Division of Biokinesiology and Physical Therapy, University of Southern California, Los Angeles, CA, USA.
Lakeland Applied Sciences, Los Angeles, CA, USA.
J Neuroeng Rehabil. 2022 Mar 23;19(1):34. doi: 10.1186/s12984-022-01008-4.
Musculoskeletal modeling is currently a preferred method for estimating the muscle forces that underlie observed movements. However, these estimates are sensitive to a variety of assumptions and uncertainties, which creates difficulty when trying to interpret the muscle forces from musculoskeletal simulations. Here, we describe an approach that uses Bayesian inference to identify plausible ranges of muscle forces for a simple motion while representing uncertainty in the measurement of the motion and the objective function used to solve the muscle redundancy problem.
We generated a reference elbow flexion-extension motion and computed a set of reference forces that would produce the motion while minimizing muscle excitations cubed via OpenSim Moco. We then used a Markov Chain Monte Carlo (MCMC) algorithm to sample from a posterior probability distribution of muscle excitations that would result in the reference elbow motion. We constructed a prior over the excitation parameters which down-weighted regions of the parameter space with greater muscle excitations. We used muscle excitations to find the corresponding kinematics using OpenSim, where the error in position and velocity trajectories (likelihood function) was combined with the sum of the cubed muscle excitations integrated over time (prior function) to compute the posterior probability density.
We evaluated the muscle forces that resulted from the set of excitations that were visited in the MCMC chain (seven parallel chains, 500,000 iterations per chain). The estimated muscle forces compared favorably with the reference forces generated with OpenSim Moco, while the elbow angle and velocity from MCMC matched closely with the reference (average RMSE for elbow angle = 2°; and angular velocity = 32°/s). However, our rank plot analyses and potential scale reduction statistics, which we used to evaluate convergence of the algorithm, indicated that the chains did not fully mix.
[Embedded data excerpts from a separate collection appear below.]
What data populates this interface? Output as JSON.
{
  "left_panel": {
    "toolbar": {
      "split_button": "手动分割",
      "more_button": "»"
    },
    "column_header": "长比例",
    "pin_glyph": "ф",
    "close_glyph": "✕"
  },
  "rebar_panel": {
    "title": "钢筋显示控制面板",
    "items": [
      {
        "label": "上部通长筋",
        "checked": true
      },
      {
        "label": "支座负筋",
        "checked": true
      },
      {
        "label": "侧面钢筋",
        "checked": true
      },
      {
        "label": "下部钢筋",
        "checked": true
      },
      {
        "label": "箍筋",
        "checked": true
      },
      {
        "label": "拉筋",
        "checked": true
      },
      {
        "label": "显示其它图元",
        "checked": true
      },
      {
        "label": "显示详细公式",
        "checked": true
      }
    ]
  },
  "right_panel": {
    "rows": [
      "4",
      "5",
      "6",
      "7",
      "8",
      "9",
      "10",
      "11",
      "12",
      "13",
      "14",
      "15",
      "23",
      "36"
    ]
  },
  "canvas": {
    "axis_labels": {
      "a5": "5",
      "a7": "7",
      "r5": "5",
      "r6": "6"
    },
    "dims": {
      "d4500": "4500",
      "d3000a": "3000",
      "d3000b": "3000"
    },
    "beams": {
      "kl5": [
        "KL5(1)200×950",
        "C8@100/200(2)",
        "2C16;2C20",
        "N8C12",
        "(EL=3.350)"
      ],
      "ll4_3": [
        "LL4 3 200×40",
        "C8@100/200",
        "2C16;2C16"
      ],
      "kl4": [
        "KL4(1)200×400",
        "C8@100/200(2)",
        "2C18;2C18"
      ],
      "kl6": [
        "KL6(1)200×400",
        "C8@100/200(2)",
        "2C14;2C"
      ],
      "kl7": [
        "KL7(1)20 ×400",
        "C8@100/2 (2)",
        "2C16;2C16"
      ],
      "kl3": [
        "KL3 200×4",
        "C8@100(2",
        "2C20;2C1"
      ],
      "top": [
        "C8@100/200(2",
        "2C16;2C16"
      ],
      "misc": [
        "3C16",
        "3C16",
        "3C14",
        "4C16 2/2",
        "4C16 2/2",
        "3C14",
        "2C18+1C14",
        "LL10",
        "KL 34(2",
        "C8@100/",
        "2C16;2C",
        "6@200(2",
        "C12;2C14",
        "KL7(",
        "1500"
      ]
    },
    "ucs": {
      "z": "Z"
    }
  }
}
While the results from this process are a promising step towards characterizing uncertainty in muscle force estimation, the computational time required to search the solution space with, and the lack of MCMC convergence indicates that further developments in MCMC algorithms are necessary for this process to become feasible for larger-scale models.
肌肉骨骼建模目前是一种用于估计潜在运动的肌肉力量的首选方法。然而,这些估计对各种假设和不确定性很敏感,这给解释肌肉骨骼模拟中的肌肉力量带来了困难。在这里,我们描述了一种使用贝叶斯推断来识别简单运动中肌肉力量的合理范围的方法,同时代表了运动测量和用于解决肌肉冗余问题的目标函数的不确定性。
我们生成了一个参考的肘部屈伸运动,并计算了一组参考力,这些力在通过 OpenSim Moco 最小化肌肉兴奋的立方时会产生运动。然后,我们使用马尔可夫链蒙特卡罗(MCMC)算法从肌肉兴奋的后验概率分布中进行采样,这些兴奋会导致参考肘部运动。我们构建了一个关于兴奋参数的先验,该先验对肌肉兴奋更大的参数空间进行了加权。我们使用肌肉兴奋来使用 OpenSim 找到相应的运动学,其中位置和速度轨迹的误差(似然函数)与时间积分的立方肌肉兴奋的总和(先验函数)相结合,以计算后验概率密度。
我们评估了 MCMC 链中访问的一组兴奋所产生的肌肉力量(七个并行链,每个链 50 万次迭代)。估计的肌肉力量与使用 OpenSim Moco 生成的参考力相比表现良好,而 MCMC 的肘部角度和速度与参考值非常匹配(肘部角度的平均 RMSE=2°;角速度=32°/s)。然而,我们的秩图分析和潜在规模缩减统计,我们用于评估算法的收敛性,表明链没有完全混合。
虽然这个过程的结果是朝着描述肌肉力量估计不确定性迈出的有希望的一步,但搜索解决方案空间所需的计算时间和 MCMC 收敛的缺乏表明,对于这个过程来说,MCMC 算法的进一步发展是必要的,以便使其在更大规模的模型中变得可行。